# On the (Cook) definition of a propositional proof system [closed]

Def: An abstract proof system is a polynomial time function f whose range is equal to the set of tautologies. If T is a tautology, then an f-proof of T is any value w such that f(w)= T

I'm a bit confused. To be a proof system every tautology needs to be able to be proven in polynomial-time?

What about proofs that a single formula follows from a set of formulas--do these proofs need to be done in polynomial-time? Such as proving: A&B-premise B&C-premise

A&C

(I'm aware one could put these three formulas into one formula and try to prove that. But technically that would be proving a single tautology and not that such and such follows from such and such.)

What I'm asking is: If one is given something like the above, but the system is such that it cannot prove A&C from the premises (in polynomial time)...yet the system can prove single formulas to be tautologies in polynomial time...then does the system meet the definition?
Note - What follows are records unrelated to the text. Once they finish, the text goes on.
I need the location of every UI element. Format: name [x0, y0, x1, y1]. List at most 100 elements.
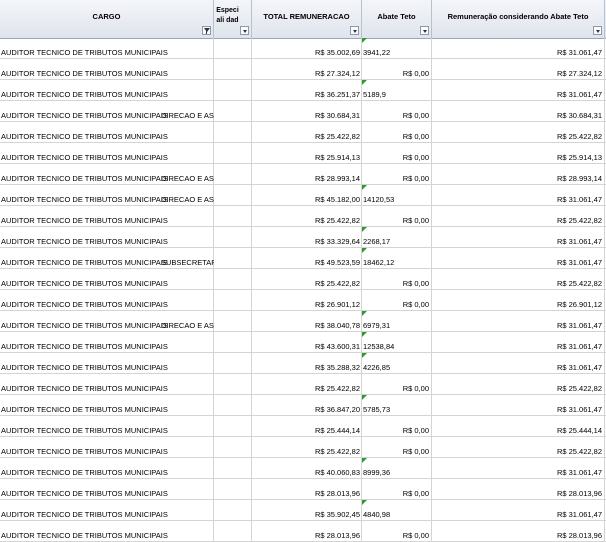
cell-abate[interactable]: R$ 0,00: [362, 290, 432, 311]
cell-rem-abate[interactable]: R$ 31.061,47: [432, 500, 605, 521]
cell-especialidade[interactable]: [214, 353, 252, 374]
cell-total[interactable]: R$ 43.600,31: [252, 332, 362, 353]
cell-total[interactable]: R$ 25.422,82: [252, 269, 362, 290]
cell-total[interactable]: R$ 27.324,12: [252, 59, 362, 80]
filter-button-cargo[interactable]: [202, 26, 211, 35]
cell-rem-abate[interactable]: R$ 31.061,47: [432, 311, 605, 332]
cell-especialidade[interactable]: [214, 290, 252, 311]
cell-rem-abate[interactable]: R$ 28.013,96: [432, 479, 605, 500]
cell-cargo[interactable]: AUDITOR TECNICO DE TRIBUTOS MUNICIPAIS: [0, 143, 214, 164]
cell-abate[interactable]: 6979,31: [362, 311, 432, 332]
cell-abate[interactable]: R$ 0,00: [362, 479, 432, 500]
cell-especialidade[interactable]: [214, 500, 252, 521]
cell-total[interactable]: R$ 25.422,82: [252, 206, 362, 227]
cell-abate[interactable]: 4226,85: [362, 353, 432, 374]
cell-especialidade[interactable]: [214, 101, 252, 122]
cell-especialidade[interactable]: [214, 248, 252, 269]
cell-abate[interactable]: 5189,9: [362, 80, 432, 101]
cell-especialidade[interactable]: [214, 227, 252, 248]
cell-total[interactable]: R$ 25.444,14: [252, 416, 362, 437]
cell-abate[interactable]: R$ 0,00: [362, 122, 432, 143]
cell-cargo[interactable]: AUDITOR TECNICO DE TRIBUTOS MUNICIPAIS: [0, 521, 214, 542]
cell-abate[interactable]: R$ 0,00: [362, 521, 432, 542]
cell-total[interactable]: R$ 38.040,78: [252, 311, 362, 332]
cell-total[interactable]: R$ 25.422,82: [252, 374, 362, 395]
cell-rem-abate[interactable]: R$ 30.684,31: [432, 101, 605, 122]
cell-cargo[interactable]: AUDITOR TECNICO DE TRIBUTOS MUNICIPAIS: [0, 80, 214, 101]
cell-rem-abate[interactable]: R$ 28.013,96: [432, 521, 605, 542]
cell-total[interactable]: R$ 26.901,12: [252, 290, 362, 311]
cell-especialidade[interactable]: [214, 80, 252, 101]
filter-button-total[interactable]: [350, 26, 359, 35]
cell-especialidade[interactable]: [214, 269, 252, 290]
cell-rem-abate[interactable]: R$ 25.422,82: [432, 122, 605, 143]
cell-especialidade[interactable]: [214, 437, 252, 458]
filter-button-rem-abate[interactable]: [593, 26, 602, 35]
cell-rem-abate[interactable]: R$ 25.422,82: [432, 374, 605, 395]
cell-especialidade[interactable]: [214, 521, 252, 542]
cell-rem-abate[interactable]: R$ 31.061,47: [432, 185, 605, 206]
cell-rem-abate[interactable]: R$ 31.061,47: [432, 80, 605, 101]
cell-cargo[interactable]: AUDITOR TECNICO DE TRIBUTOS MUNICIPAIS: [0, 437, 214, 458]
filter-button-abate[interactable]: [420, 26, 429, 35]
cell-total[interactable]: R$ 25.914,13: [252, 143, 362, 164]
cell-total[interactable]: R$ 35.288,32: [252, 353, 362, 374]
cell-especialidade[interactable]: [214, 206, 252, 227]
cell-rem-abate[interactable]: R$ 31.061,47: [432, 395, 605, 416]
cell-cargo[interactable]: AUDITOR TECNICO DE TRIBUTOS MUNICIPAIS: [0, 38, 214, 59]
cell-rem-abate[interactable]: R$ 31.061,47: [432, 332, 605, 353]
cell-abate[interactable]: 12538,84: [362, 332, 432, 353]
cell-total[interactable]: R$ 28.013,96: [252, 479, 362, 500]
cell-cargo[interactable]: AUDITOR TECNICO DE TRIBUTOS MUNICIPAIS: [0, 269, 214, 290]
cell-especialidade[interactable]: [214, 395, 252, 416]
cell-abate[interactable]: R$ 0,00: [362, 269, 432, 290]
cell-cargo[interactable]: AUDITOR TECNICO DE TRIBUTOS MUNICIPAIS: [0, 416, 214, 437]
cell-especialidade[interactable]: [214, 143, 252, 164]
cell-abate[interactable]: R$ 0,00: [362, 206, 432, 227]
cell-total[interactable]: R$ 40.060,83: [252, 458, 362, 479]
cell-especialidade[interactable]: [214, 416, 252, 437]
cell-cargo[interactable]: AUDITOR TECNICO DE TRIBUTOS MUNICIPAIS: [0, 374, 214, 395]
cell-cargo[interactable]: AUDITOR TECNICO DE TRIBUTOS MUNICIPAIS: [0, 395, 214, 416]
cell-total[interactable]: R$ 35.002,69: [252, 38, 362, 59]
cell-total[interactable]: R$ 35.902,45: [252, 500, 362, 521]
cell-especialidade[interactable]: [214, 185, 252, 206]
cell-abate[interactable]: 4840,98: [362, 500, 432, 521]
cell-cargo[interactable]: AUDITOR TECNICO DE TRIBUTOS MUNICIPAIS: [0, 458, 214, 479]
cell-cargo[interactable]: AUDITOR TECNICO DE TRIBUTOS MUNICIPAIS: [0, 59, 214, 80]
cell-especialidade[interactable]: [214, 38, 252, 59]
cell-abate[interactable]: R$ 0,00: [362, 101, 432, 122]
cell-abate[interactable]: 8999,36: [362, 458, 432, 479]
cell-abate[interactable]: R$ 0,00: [362, 164, 432, 185]
cell-especialidade[interactable]: [214, 479, 252, 500]
cell-cargo[interactable]: AUDITOR TECNICO DE TRIBUTOS MUNICIPAIS: [0, 290, 214, 311]
cell-cargo[interactable]: AUDITOR TECNICO DE TRIBUTOS MUNICIPAIS: [0, 206, 214, 227]
cell-cargo[interactable]: AUDITOR TECNICO DE TRIBUTOS MUNICIPAIS: [0, 332, 214, 353]
cell-abate[interactable]: R$ 0,00: [362, 437, 432, 458]
cell-especialidade[interactable]: [214, 122, 252, 143]
cell-cargo[interactable]: AUDITOR TECNICO DE TRIBUTOS MUNICIPAIS: [0, 500, 214, 521]
cell-total[interactable]: R$ 33.329,64: [252, 227, 362, 248]
cell-cargo[interactable]: AUDITOR TECNICO DE TRIBUTOS MUNICIPAIS: [0, 227, 214, 248]
cell-total[interactable]: R$ 25.422,82: [252, 437, 362, 458]
cell-rem-abate[interactable]: R$ 25.422,82: [432, 437, 605, 458]
cell-rem-abate[interactable]: R$ 26.901,12: [432, 290, 605, 311]
cell-especialidade[interactable]: [214, 59, 252, 80]
cell-especialidade[interactable]: [214, 311, 252, 332]
cell-total[interactable]: R$ 36.251,37: [252, 80, 362, 101]
filter-button-especialidade[interactable]: [240, 26, 249, 35]
cell-rem-abate[interactable]: R$ 25.444,14: [432, 416, 605, 437]
cell-total[interactable]: R$ 25.422,82: [252, 122, 362, 143]
cell-rem-abate[interactable]: R$ 31.061,47: [432, 353, 605, 374]
cell-total[interactable]: R$ 36.847,20: [252, 395, 362, 416]
cell-abate[interactable]: R$ 0,00: [362, 143, 432, 164]
cell-abate[interactable]: 5785,73: [362, 395, 432, 416]
cell-rem-abate[interactable]: R$ 25.422,82: [432, 269, 605, 290]
cell-rem-abate[interactable]: R$ 28.993,14: [432, 164, 605, 185]
cell-abate[interactable]: 3941,22: [362, 38, 432, 59]
cell-abate[interactable]: 18462,12: [362, 248, 432, 269]
cell-especialidade[interactable]: [214, 374, 252, 395]
cell-abate[interactable]: 2268,17: [362, 227, 432, 248]
cell-especialidade[interactable]: [214, 164, 252, 185]
cell-cargo[interactable]: AUDITOR TECNICO DE TRIBUTOS MUNICIPAIS: [0, 122, 214, 143]
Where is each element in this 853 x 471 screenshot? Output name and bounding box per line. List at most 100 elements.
(let's say that in the system, for whatever reason, one can't just connect A&B, B&C, A&C in a single formula (A&B) & (B&C) --> (A&C))

$f$ is not a prover, it's a proof-checker. $w$ is the proof. And the polynomial is a polynomial of the length of the proof, which could be much larger than the length of the thing being proved. If you have a proof system for which checking whether something really is a proof (or figuring out what it's a proof of) takes more than polynomial time, then your proofs are too gappy.